- Directed by: Castellano & Pipolo Pasquale Festa Campanile Sergio Martino
- Written by: Castellano & Pipolo
- Produced by: Luciano Martino
- Starring: Edwige Fenech; Barbara Bouchet; Adriano Celentano; Lino Banfi; Michele Placido; Lova Moor;
- Cinematography: Alejandro Ulloa [ca]
- Edited by: Mario Siciliano Eugenio Alabiso
- Music by: Detto Mariano
- Release date: 1979;
- Running time: 118 min
- Country: Italy
- Language: Italian

= Saturday, Sunday and Friday =

Saturday, Sunday and Friday, originally titled Sabato, domenica e venerdì, is a 1979 Italian anthology comedy film directed by Castellano & Pipolo, Pasquale Festa Campanile and Sergio Martino.

== Plot ==
The film is divided into three episodes that have as their theme the love and public relations.

=== I segment ===
Nicholas La Brocca deals with public relations, but he is also an engineer and must accommodate in Italy a beautiful Japanese female engineer, arrived in the Belpaese to bury the ashes of her grandfather, as the old man wanted in the will before die. Nicola and the Japanese girl fall in love, although Nicola already has a girlfriend.

=== II segment ===
The truck driver Mario is convinced from the neighbor Enza to pretend to be married to her. In fact the girl is of Sicilian origin, and for years lives in the city, and knows that the parents want to see her married with children, otherwise they would not approve. So Mario has to bear all weekend the crazy needs of the false Sicilian relatives.

=== III segment ===
Ambroise Constantin is a dancing master who has a luxurious dance school. He is a very rich man and he is revered by his young dancers, except for the rebel girl Jacqueline, who wants to marry the gangster Fred.

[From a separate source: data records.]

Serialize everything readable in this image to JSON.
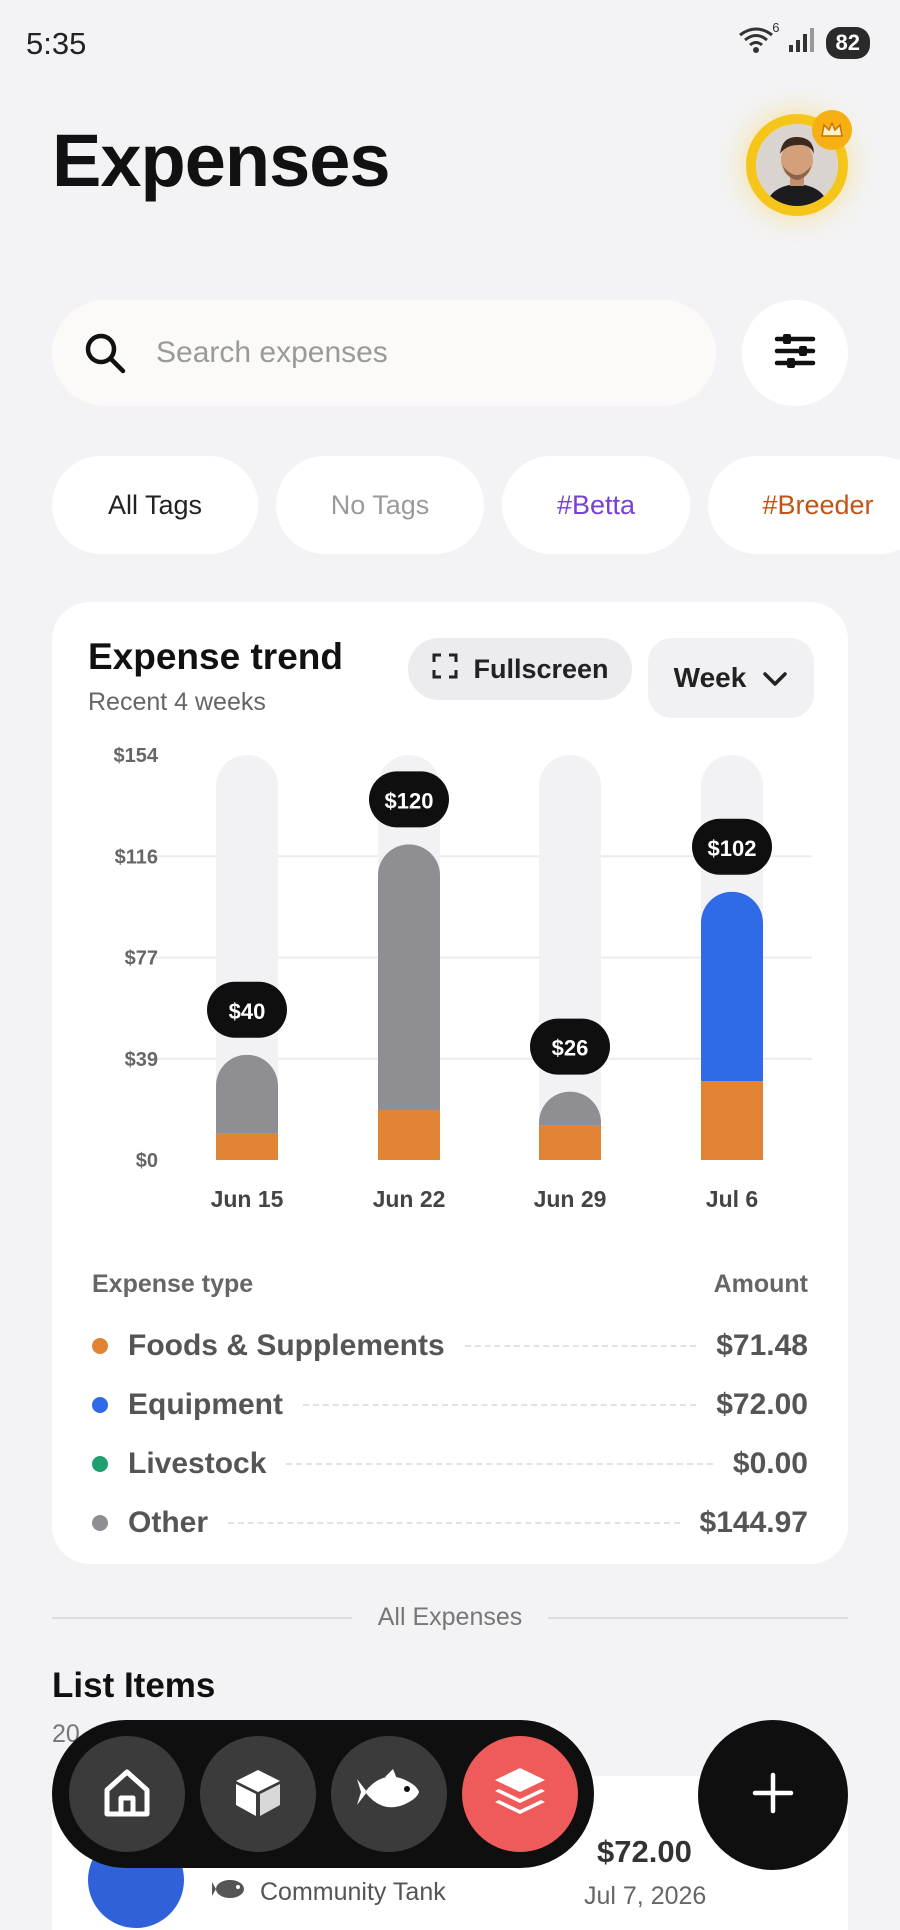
{
  "status_bar": {
    "time": "5:35",
    "battery": "82",
    "wifi_badge": "6"
  },
  "header": {
    "title": "Expenses"
  },
  "search": {
    "placeholder": "Search expenses"
  },
  "tags": [
    {
      "label": "All Tags",
      "color": "#222222"
    },
    {
      "label": "No Tags",
      "color": "#9a9a9a"
    },
    {
      "label": "#Betta",
      "color": "#7a3fd6"
    },
    {
      "label": "#Breeder",
      "color": "#c25516"
    }
  ],
  "trend_card": {
    "title": "Expense trend",
    "subtitle": "Recent 4 weeks",
    "fullscreen_label": "Fullscreen",
    "period_label": "Week"
  },
  "chart_data": {
    "type": "bar",
    "stacked": true,
    "categories": [
      "Jun 15",
      "Jun 22",
      "Jun 29",
      "Jul 6"
    ],
    "series": [
      {
        "name": "Foods & Supplements",
        "color": "#e08335",
        "values": [
          10,
          19,
          13,
          30
        ]
      },
      {
        "name": "Equipment",
        "color": "#2f6be6",
        "values": [
          0,
          0,
          0,
          72
        ]
      },
      {
        "name": "Livestock",
        "color": "#1f9e6e",
        "values": [
          0,
          0,
          0,
          0
        ]
      },
      {
        "name": "Other",
        "color": "#8e8e93",
        "values": [
          30,
          101,
          13,
          0
        ]
      }
    ],
    "totals": [
      "$40",
      "$120",
      "$26",
      "$102"
    ],
    "y_ticks": [
      "$154",
      "$116",
      "$77",
      "$39",
      "$0"
    ],
    "ylim": [
      0,
      154
    ],
    "grid": true
  },
  "breakdown": {
    "header_type": "Expense type",
    "header_amount": "Amount",
    "rows": [
      {
        "name": "Foods & Supplements",
        "amount": "$71.48",
        "color": "#e08335"
      },
      {
        "name": "Equipment",
        "amount": "$72.00",
        "color": "#2f6be6"
      },
      {
        "name": "Livestock",
        "amount": "$0.00",
        "color": "#1f9e6e"
      },
      {
        "name": "Other",
        "amount": "$144.97",
        "color": "#8e8e93"
      }
    ]
  },
  "divider_label": "All Expenses",
  "list": {
    "title": "List Items",
    "count": "20",
    "item": {
      "tank": "Community Tank",
      "amount": "$72.00",
      "date": "Jul 7, 2026"
    }
  },
  "nav": {
    "items": [
      "home-icon",
      "box-icon",
      "fish-icon",
      "layers-icon"
    ],
    "active": "layers-icon",
    "active_color": "#ef5a5a"
  }
}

Ambroise must prevent it.

== Cast ==

=== Sabato (Saturday) ===
- Adriano Celentano: Ambrose Costantin
- Edwige Fenech: Eng. Tokimoto
- Michele Placido: Mario Salvetti
- Lino Banfi: Nicola La Brocca
- Milena Vukotic: Clelia Benelli
- Lory Del Santo: Baby
- Daniele Vargas: Director of La Brocca
- Gino Pagnani: "Zaikoto" worker
- Salvatore Baccaro: Gustavo
- Nello Pazzafini: brother of Gustavo
(directed by Sergio Martino)

=== Domenica (Sunday) ===
- Barbara Bouchet: Enza Paternò
- Michele Placido: Mario Salvetti
- Manuel Zarzo: Camillo Magnaghi
(directed by Pasquale Festa Campanile)

=== Venerdì (Friday) ===
- Adriano Celentano: Ambrose Costantin
- Lova Moor: Jacqueline
- Manuel Gallardo: Fred
- Salvatore Borgese: scagnozzo del gangster
(directed by Castellano & Pipolo)

==Release==
Saturday, Sunday and Friday was released in Italy on 20 October 1979.